In vitro metabolism of 4, 5-dimethoxycanthin-6-one by human liver microsomes and its inhibition on human CYP1A2

Aims: P. quassioides is a traditional Chinese medicine used for the treatment of gastroenteritis, snakebite, Infection and hypertension in China. 4, 5-dimethoxycanthin-6-one is one of the main active canthinone alkaloid isolated from P. quassioides. The aim of this work was to identify the cytochrome P (CYP) 450 enzymes responsible for the metabolism of 4, 5-dimethoxycanthin-6-one (DCO) and to evaluate the inhibitory effect of DCO on CYP activity in human liver microsomes (HLM) in vitro.

Materials and methods: the CYP isoforms responsible for DCO metabolism and the inhibitory effects of DCO on CYP activity was studied in HLM.
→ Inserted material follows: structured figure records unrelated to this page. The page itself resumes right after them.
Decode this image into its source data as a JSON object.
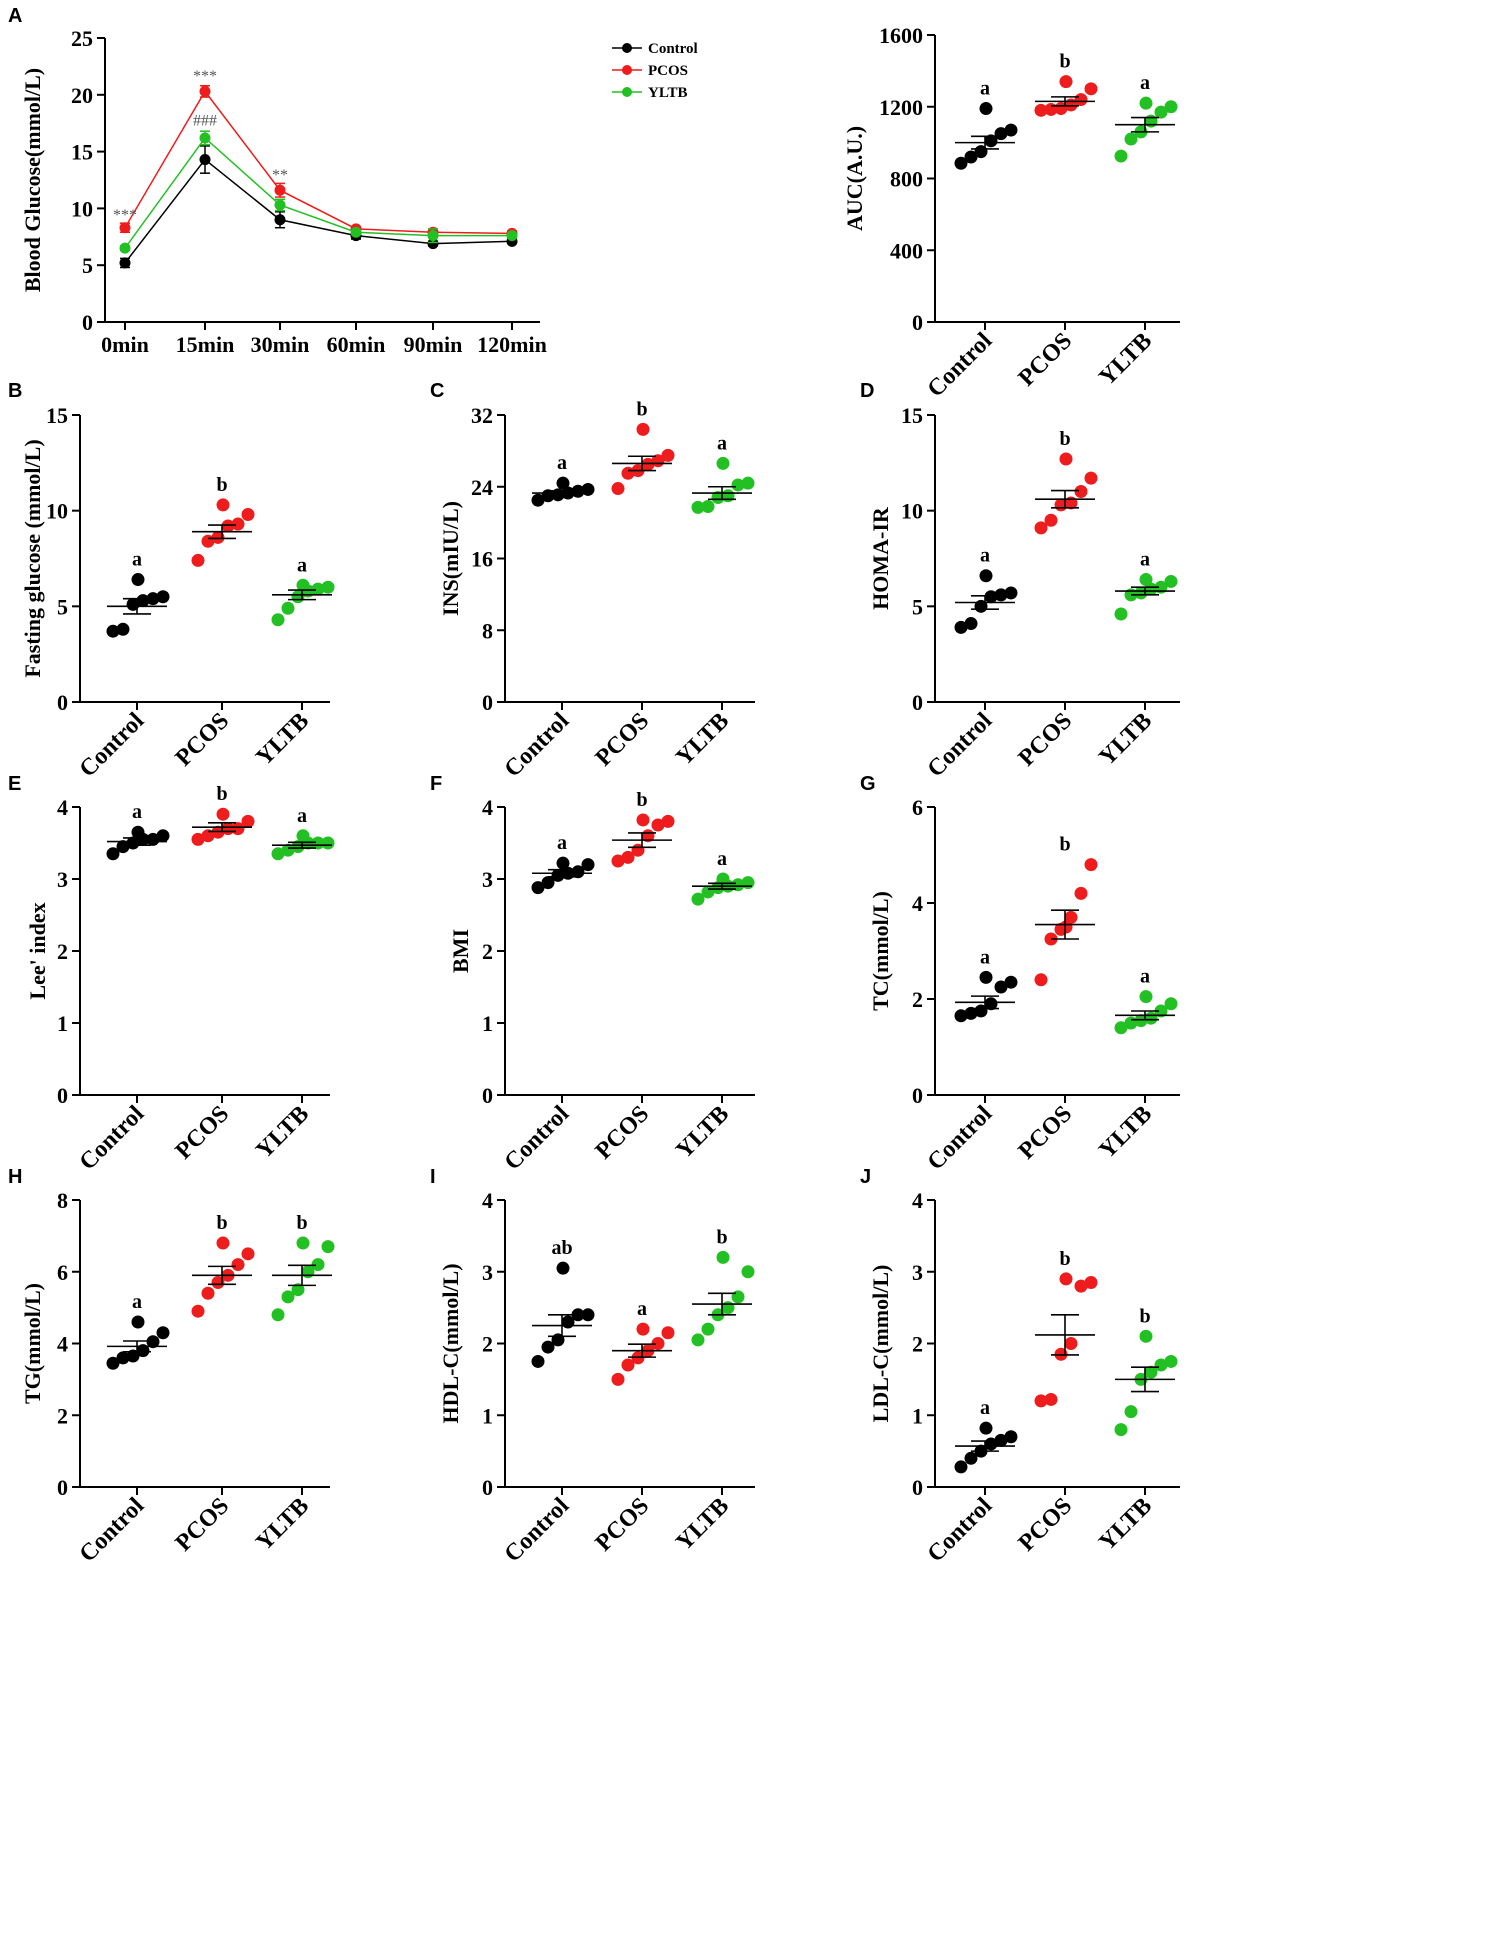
{
  "colors": {
    "Control": "#000000",
    "PCOS": "#ee1c1c",
    "YLTB": "#22c022",
    "axis": "#000000"
  },
  "chart_data": [
    {
      "id": "A-line",
      "panel_label": "A",
      "type": "line",
      "ylabel": "Blood  Glucose(mmol/L)",
      "xlabel": "",
      "categories": [
        "0min",
        "15min",
        "30min",
        "60min",
        "90min",
        "120min"
      ],
      "ylim": [
        0,
        25
      ],
      "yticks": [
        0,
        5,
        10,
        15,
        20,
        25
      ],
      "legend": {
        "position": "top-right",
        "entries": [
          "Control",
          "PCOS",
          "YLTB"
        ]
      },
      "series": [
        {
          "name": "Control",
          "values": [
            5.2,
            14.3,
            9.0,
            7.6,
            6.9,
            7.1
          ],
          "errors": [
            0.4,
            1.2,
            0.7,
            0.3,
            0.2,
            0.2
          ]
        },
        {
          "name": "PCOS",
          "values": [
            8.3,
            20.3,
            11.6,
            8.2,
            7.9,
            7.8
          ],
          "errors": [
            0.4,
            0.5,
            0.6,
            0.2,
            0.2,
            0.2
          ]
        },
        {
          "name": "YLTB",
          "values": [
            6.5,
            16.2,
            10.3,
            7.9,
            7.6,
            7.6
          ],
          "errors": [
            0.2,
            0.6,
            0.5,
            0.2,
            0.6,
            0.2
          ]
        }
      ],
      "annotations": [
        {
          "text": "***",
          "x": "0min",
          "y": 9.0,
          "color": "gray"
        },
        {
          "text": "***",
          "x": "15min",
          "y": 21.2,
          "color": "gray"
        },
        {
          "text": "###",
          "x": "15min",
          "y": 17.3,
          "color": "gray"
        },
        {
          "text": "**",
          "x": "30min",
          "y": 12.5,
          "color": "gray"
        }
      ]
    },
    {
      "id": "A-auc",
      "panel_label": "",
      "type": "scatter",
      "ylabel": "AUC(A.U.)",
      "xlabel": "",
      "categories": [
        "Control",
        "PCOS",
        "YLTB"
      ],
      "ylim": [
        0,
        1600
      ],
      "yticks": [
        0,
        400,
        800,
        1200,
        1600
      ],
      "groups": [
        {
          "name": "Control",
          "points": [
            885,
            920,
            950,
            1010,
            1050,
            1070,
            1190
          ],
          "mean": 1000,
          "sem": 35,
          "letter": "a"
        },
        {
          "name": "PCOS",
          "points": [
            1180,
            1185,
            1190,
            1210,
            1240,
            1300,
            1340
          ],
          "mean": 1230,
          "sem": 25,
          "letter": "b"
        },
        {
          "name": "YLTB",
          "points": [
            925,
            1020,
            1060,
            1120,
            1170,
            1200,
            1220
          ],
          "mean": 1100,
          "sem": 40,
          "letter": "a"
        }
      ]
    },
    {
      "id": "B",
      "panel_label": "B",
      "type": "scatter",
      "ylabel": "Fasting glucose (mmol/L)",
      "xlabel": "",
      "categories": [
        "Control",
        "PCOS",
        "YLTB"
      ],
      "ylim": [
        0,
        15
      ],
      "yticks": [
        0,
        5,
        10,
        15
      ],
      "groups": [
        {
          "name": "Control",
          "points": [
            3.7,
            3.8,
            5.1,
            5.3,
            5.4,
            5.5,
            6.4
          ],
          "mean": 5.0,
          "sem": 0.4,
          "letter": "a"
        },
        {
          "name": "PCOS",
          "points": [
            7.4,
            8.4,
            8.6,
            9.2,
            9.3,
            9.8,
            10.3
          ],
          "mean": 8.9,
          "sem": 0.35,
          "letter": "b"
        },
        {
          "name": "YLTB",
          "points": [
            4.3,
            4.9,
            5.5,
            5.8,
            5.9,
            6.0,
            6.1
          ],
          "mean": 5.6,
          "sem": 0.25,
          "letter": "a"
        }
      ]
    },
    {
      "id": "C",
      "panel_label": "C",
      "type": "scatter",
      "ylabel": "INS(mIU/L)",
      "xlabel": "",
      "categories": [
        "Control",
        "PCOS",
        "YLTB"
      ],
      "ylim": [
        0,
        32
      ],
      "yticks": [
        0,
        8,
        16,
        24,
        32
      ],
      "groups": [
        {
          "name": "Control",
          "points": [
            22.5,
            23.0,
            23.1,
            23.3,
            23.5,
            23.7,
            24.4
          ],
          "mean": 23.3,
          "sem": 0.25,
          "letter": "a"
        },
        {
          "name": "PCOS",
          "points": [
            23.8,
            25.5,
            25.8,
            26.5,
            26.9,
            27.5,
            30.4
          ],
          "mean": 26.6,
          "sem": 0.8,
          "letter": "b"
        },
        {
          "name": "YLTB",
          "points": [
            21.7,
            21.8,
            22.8,
            23.0,
            24.2,
            24.4,
            26.6
          ],
          "mean": 23.3,
          "sem": 0.7,
          "letter": "a"
        }
      ]
    },
    {
      "id": "D",
      "panel_label": "D",
      "type": "scatter",
      "ylabel": "HOMA-IR",
      "xlabel": "",
      "categories": [
        "Control",
        "PCOS",
        "YLTB"
      ],
      "ylim": [
        0,
        15
      ],
      "yticks": [
        0,
        5,
        10,
        15
      ],
      "groups": [
        {
          "name": "Control",
          "points": [
            3.9,
            4.1,
            5.0,
            5.5,
            5.6,
            5.7,
            6.6
          ],
          "mean": 5.2,
          "sem": 0.35,
          "letter": "a"
        },
        {
          "name": "PCOS",
          "points": [
            9.1,
            9.5,
            10.3,
            10.4,
            11.0,
            11.7,
            12.7
          ],
          "mean": 10.6,
          "sem": 0.45,
          "letter": "b"
        },
        {
          "name": "YLTB",
          "points": [
            4.6,
            5.6,
            5.7,
            5.9,
            6.0,
            6.3,
            6.4
          ],
          "mean": 5.8,
          "sem": 0.2,
          "letter": "a"
        }
      ]
    },
    {
      "id": "E",
      "panel_label": "E",
      "type": "scatter",
      "ylabel": "Lee' index",
      "xlabel": "",
      "categories": [
        "Control",
        "PCOS",
        "YLTB"
      ],
      "ylim": [
        0,
        4
      ],
      "yticks": [
        0,
        1,
        2,
        3,
        4
      ],
      "groups": [
        {
          "name": "Control",
          "points": [
            3.35,
            3.45,
            3.5,
            3.55,
            3.55,
            3.6,
            3.65
          ],
          "mean": 3.52,
          "sem": 0.05,
          "letter": "a"
        },
        {
          "name": "PCOS",
          "points": [
            3.55,
            3.6,
            3.65,
            3.7,
            3.7,
            3.8,
            3.9
          ],
          "mean": 3.72,
          "sem": 0.06,
          "letter": "b"
        },
        {
          "name": "YLTB",
          "points": [
            3.35,
            3.4,
            3.45,
            3.5,
            3.5,
            3.5,
            3.6
          ],
          "mean": 3.47,
          "sem": 0.04,
          "letter": "a"
        }
      ]
    },
    {
      "id": "F",
      "panel_label": "F",
      "type": "scatter",
      "ylabel": "BMI",
      "xlabel": "",
      "categories": [
        "Control",
        "PCOS",
        "YLTB"
      ],
      "ylim": [
        0,
        4
      ],
      "yticks": [
        0,
        1,
        2,
        3,
        4
      ],
      "groups": [
        {
          "name": "Control",
          "points": [
            2.88,
            2.95,
            3.05,
            3.08,
            3.1,
            3.2,
            3.22
          ],
          "mean": 3.08,
          "sem": 0.05,
          "letter": "a"
        },
        {
          "name": "PCOS",
          "points": [
            3.25,
            3.3,
            3.4,
            3.6,
            3.75,
            3.8,
            3.82
          ],
          "mean": 3.54,
          "sem": 0.1,
          "letter": "b"
        },
        {
          "name": "YLTB",
          "points": [
            2.72,
            2.82,
            2.88,
            2.9,
            2.92,
            2.95,
            3.0
          ],
          "mean": 2.9,
          "sem": 0.04,
          "letter": "a"
        }
      ]
    },
    {
      "id": "G",
      "panel_label": "G",
      "type": "scatter",
      "ylabel": "TC(mmol/L)",
      "xlabel": "",
      "categories": [
        "Control",
        "PCOS",
        "YLTB"
      ],
      "ylim": [
        0,
        6
      ],
      "yticks": [
        0,
        2,
        4,
        6
      ],
      "groups": [
        {
          "name": "Control",
          "points": [
            1.65,
            1.7,
            1.75,
            1.9,
            2.25,
            2.35,
            2.45
          ],
          "mean": 1.93,
          "sem": 0.13,
          "letter": "a"
        },
        {
          "name": "PCOS",
          "points": [
            2.4,
            3.25,
            3.45,
            3.7,
            4.2,
            4.8,
            3.5
          ],
          "mean": 3.55,
          "sem": 0.3,
          "letter": "b"
        },
        {
          "name": "YLTB",
          "points": [
            1.4,
            1.5,
            1.55,
            1.6,
            1.75,
            1.9,
            2.05
          ],
          "mean": 1.66,
          "sem": 0.09,
          "letter": "a"
        }
      ]
    },
    {
      "id": "H",
      "panel_label": "H",
      "type": "scatter",
      "ylabel": "TG(mmol/L)",
      "xlabel": "",
      "categories": [
        "Control",
        "PCOS",
        "YLTB"
      ],
      "ylim": [
        0,
        8
      ],
      "yticks": [
        0,
        2,
        4,
        6,
        8
      ],
      "groups": [
        {
          "name": "Control",
          "points": [
            3.45,
            3.6,
            3.65,
            3.8,
            4.05,
            4.3,
            4.6
          ],
          "mean": 3.92,
          "sem": 0.15,
          "letter": "a"
        },
        {
          "name": "PCOS",
          "points": [
            4.9,
            5.4,
            5.7,
            5.9,
            6.2,
            6.5,
            6.8
          ],
          "mean": 5.9,
          "sem": 0.25,
          "letter": "b"
        },
        {
          "name": "YLTB",
          "points": [
            4.8,
            5.3,
            5.5,
            6.0,
            6.2,
            6.7,
            6.8
          ],
          "mean": 5.9,
          "sem": 0.28,
          "letter": "b"
        }
      ]
    },
    {
      "id": "I",
      "panel_label": "I",
      "type": "scatter",
      "ylabel": "HDL-C(mmol/L)",
      "xlabel": "",
      "categories": [
        "Control",
        "PCOS",
        "YLTB"
      ],
      "ylim": [
        0,
        4
      ],
      "yticks": [
        0,
        1,
        2,
        3,
        4
      ],
      "groups": [
        {
          "name": "Control",
          "points": [
            1.75,
            1.95,
            2.05,
            2.3,
            2.4,
            2.4,
            3.05
          ],
          "mean": 2.25,
          "sem": 0.15,
          "letter": "ab"
        },
        {
          "name": "PCOS",
          "points": [
            1.5,
            1.7,
            1.8,
            1.9,
            2.0,
            2.15,
            2.2
          ],
          "mean": 1.9,
          "sem": 0.09,
          "letter": "a"
        },
        {
          "name": "YLTB",
          "points": [
            2.05,
            2.2,
            2.4,
            2.5,
            2.65,
            3.0,
            3.2
          ],
          "mean": 2.55,
          "sem": 0.15,
          "letter": "b"
        }
      ]
    },
    {
      "id": "J",
      "panel_label": "J",
      "type": "scatter",
      "ylabel": "LDL-C(mmol/L)",
      "xlabel": "",
      "categories": [
        "Control",
        "PCOS",
        "YLTB"
      ],
      "ylim": [
        0,
        4
      ],
      "yticks": [
        0,
        1,
        2,
        3,
        4
      ],
      "groups": [
        {
          "name": "Control",
          "points": [
            0.28,
            0.4,
            0.5,
            0.6,
            0.65,
            0.7,
            0.82
          ],
          "mean": 0.57,
          "sem": 0.07,
          "letter": "a"
        },
        {
          "name": "PCOS",
          "points": [
            1.2,
            1.22,
            1.85,
            2.0,
            2.8,
            2.85,
            2.9
          ],
          "mean": 2.12,
          "sem": 0.28,
          "letter": "b"
        },
        {
          "name": "YLTB",
          "points": [
            0.8,
            1.05,
            1.5,
            1.6,
            1.7,
            1.75,
            2.1
          ],
          "mean": 1.5,
          "sem": 0.17,
          "letter": "b"
        }
      ]
    }
  ]
}
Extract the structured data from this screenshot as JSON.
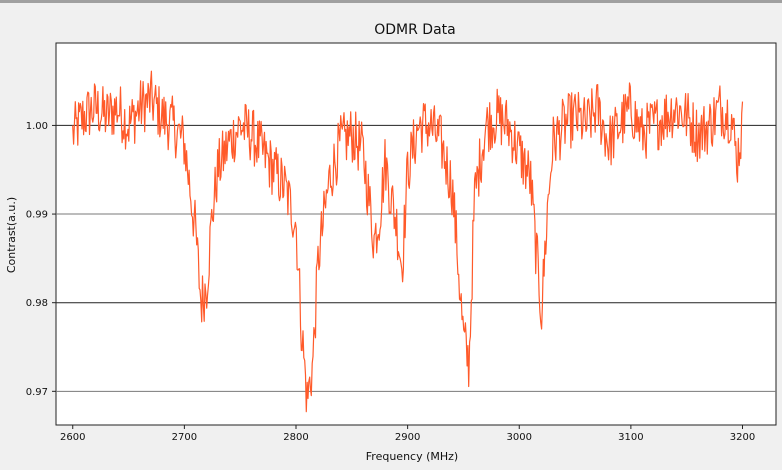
{
  "chart_data": {
    "type": "line",
    "title": "ODMR Data",
    "xlabel": "Frequency (MHz)",
    "ylabel": "Contrast(a.u.)",
    "xlim": [
      2585,
      3230
    ],
    "ylim": [
      0.9662,
      1.0093
    ],
    "x_ticks": [
      2600,
      2700,
      2800,
      2900,
      3000,
      3100,
      3200
    ],
    "x_tick_labels": [
      "2600",
      "2700",
      "2800",
      "2900",
      "3000",
      "3100",
      "3200"
    ],
    "y_ticks": [
      0.97,
      0.98,
      0.99,
      1.0
    ],
    "y_tick_labels": [
      "0.97",
      "0.98",
      "0.99",
      "1.00"
    ],
    "grid": "horizontal",
    "line_color": "#ff5a2a",
    "series": [
      {
        "x": [
          2600,
          2610,
          2620,
          2630,
          2640,
          2650,
          2660,
          2670,
          2680,
          2690,
          2700,
          2705,
          2710,
          2715,
          2720,
          2725,
          2730,
          2740,
          2750,
          2760,
          2770,
          2780,
          2790,
          2800,
          2805,
          2810,
          2815,
          2820,
          2830,
          2840,
          2850,
          2860,
          2865,
          2870,
          2875,
          2880,
          2885,
          2890,
          2895,
          2900,
          2910,
          2920,
          2930,
          2940,
          2945,
          2950,
          2955,
          2960,
          2970,
          2980,
          2990,
          3000,
          3010,
          3015,
          3020,
          3025,
          3030,
          3040,
          3050,
          3060,
          3070,
          3080,
          3090,
          3100,
          3110,
          3120,
          3130,
          3140,
          3150,
          3160,
          3170,
          3180,
          3190,
          3195,
          3200
        ],
        "y": [
          0.999,
          1.001,
          1.002,
          1.001,
          1.002,
          1.0,
          1.002,
          1.003,
          1.001,
          1.0,
          0.998,
          0.993,
          0.988,
          0.98,
          0.982,
          0.99,
          0.995,
          0.998,
          1.0,
          0.999,
          0.997,
          0.995,
          0.993,
          0.989,
          0.977,
          0.969,
          0.973,
          0.985,
          0.994,
          0.998,
          0.999,
          0.997,
          0.992,
          0.987,
          0.99,
          0.996,
          0.992,
          0.989,
          0.984,
          0.995,
          1.0,
          1.0,
          0.998,
          0.993,
          0.985,
          0.976,
          0.973,
          0.992,
          1.0,
          1.001,
          1.0,
          0.997,
          0.994,
          0.986,
          0.979,
          0.99,
          0.998,
          1.0,
          1.001,
          1.0,
          1.002,
          0.998,
          1.0,
          1.002,
          0.999,
          1.0,
          1.001,
          1.002,
          1.001,
          0.999,
          1.0,
          1.002,
          1.001,
          0.996,
          1.0
        ]
      }
    ]
  }
}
Key findings: The in vitro metabolic Enzyme of DCO was CYP3A4 (mediated the formation of metabolites M1-M5), CYP2C9 (mediated the formation of metabolites M1-M3, M6 and M8) and CYP2D6 (mediated the formation of metabolite M3) in HLM. Furthermore, the present work found that DCO uncompetitively inhibited CYP1A2-mediated phenacetin O-deethylation with an IC₅₀ value of 1.7μM and a Ki value of 2.6μM.

Significance: The results suggested that the metabolic interaction should be existed when the substrate drugs of CYP1A2 were co-administered with DCO or traditional Chinese medicine containing it, such as the extract of P. quassioides and Kumu injection.